The reward we get for being in some state is the same thing as the utility for that state? (True/False)
False. Reward is all about IMMEDIATE gratification. But the utility considers “how good is it to be in that state”, which is a function of the (discounted) sum of the future rewards that I will get (in expectation) for starting in that state and following some policy pi. So utility is about LONG TERM REWARD.
What is the Bayes Optimal Classifier
It’s the idea of “what is the best I could do” on a given learning problem. It’s not any particular algorithm, it’s given ALL algorithms, what is the best I could achieve.

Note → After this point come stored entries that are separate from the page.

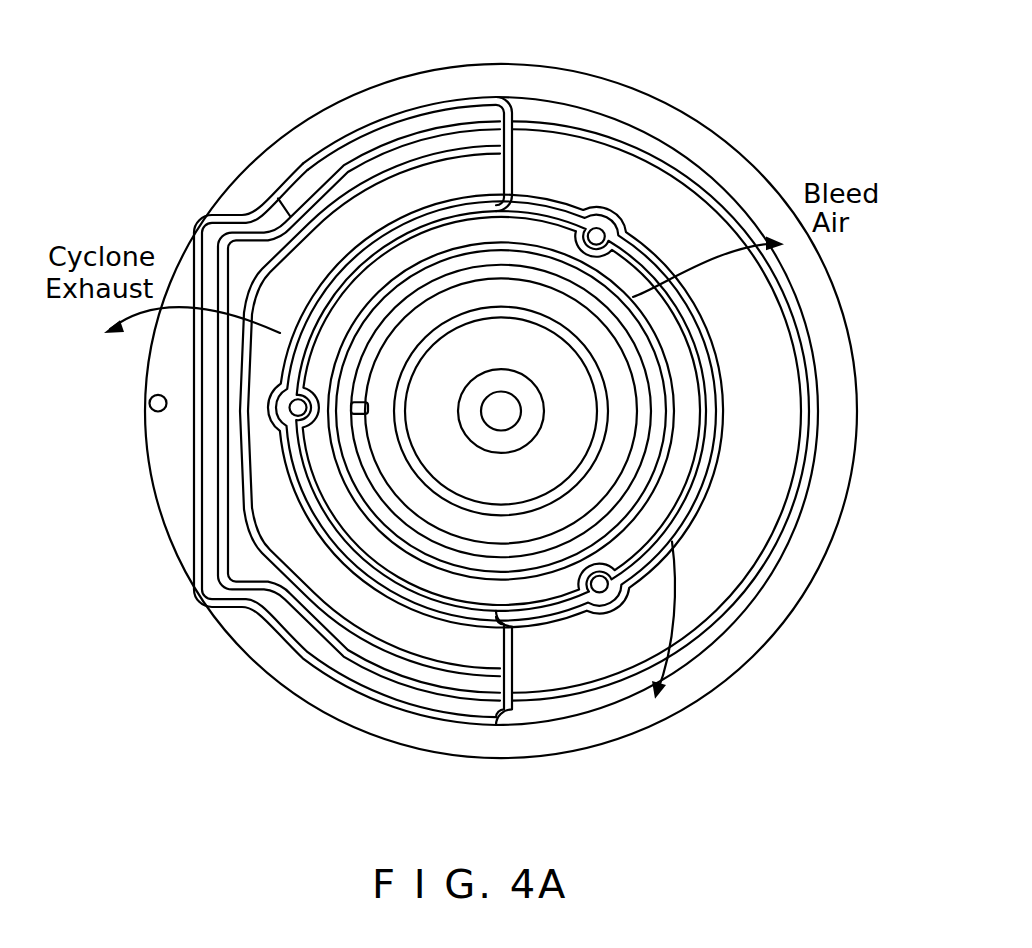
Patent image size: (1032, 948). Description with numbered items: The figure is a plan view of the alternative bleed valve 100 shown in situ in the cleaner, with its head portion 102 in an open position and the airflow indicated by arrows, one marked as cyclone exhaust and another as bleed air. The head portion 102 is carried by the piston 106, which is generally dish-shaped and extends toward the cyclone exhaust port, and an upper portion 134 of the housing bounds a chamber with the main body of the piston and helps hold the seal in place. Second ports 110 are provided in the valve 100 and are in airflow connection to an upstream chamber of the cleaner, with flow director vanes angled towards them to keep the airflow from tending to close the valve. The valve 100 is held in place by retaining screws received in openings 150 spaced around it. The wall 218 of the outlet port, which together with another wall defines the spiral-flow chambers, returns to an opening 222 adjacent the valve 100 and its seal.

The bleed valve 100 is at (275, 124).
The head portion 102 is at (563, 444).
The piston 106 is at (530, 397).
The second ports 110 is at (670, 543).
The upper portion 134 is at (622, 434).
The openings 150 is at (613, 212).
The wall 218 is at (409, 700).
The opening 222 is at (348, 605).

Policy iteration is guaranteed to converge to the optimal policy? (True/False)
True. (Dr. Isbell mentions that the argument for why this is the case is similar to the argument for why K-Means works.)
Which random optimization algorithm is like K-Means? Why is that?
Hill climbing. This is because of the iterative process that maximizes the score (i.e. minimizes the error) as the centroids of the partitions are moved around.
Describe wrapping style feature selection?
Iterative process of searching for features (typically using some sort of randomized optimization algorithm) and then passing that feature subset to the learner to score it, and then repeating the process.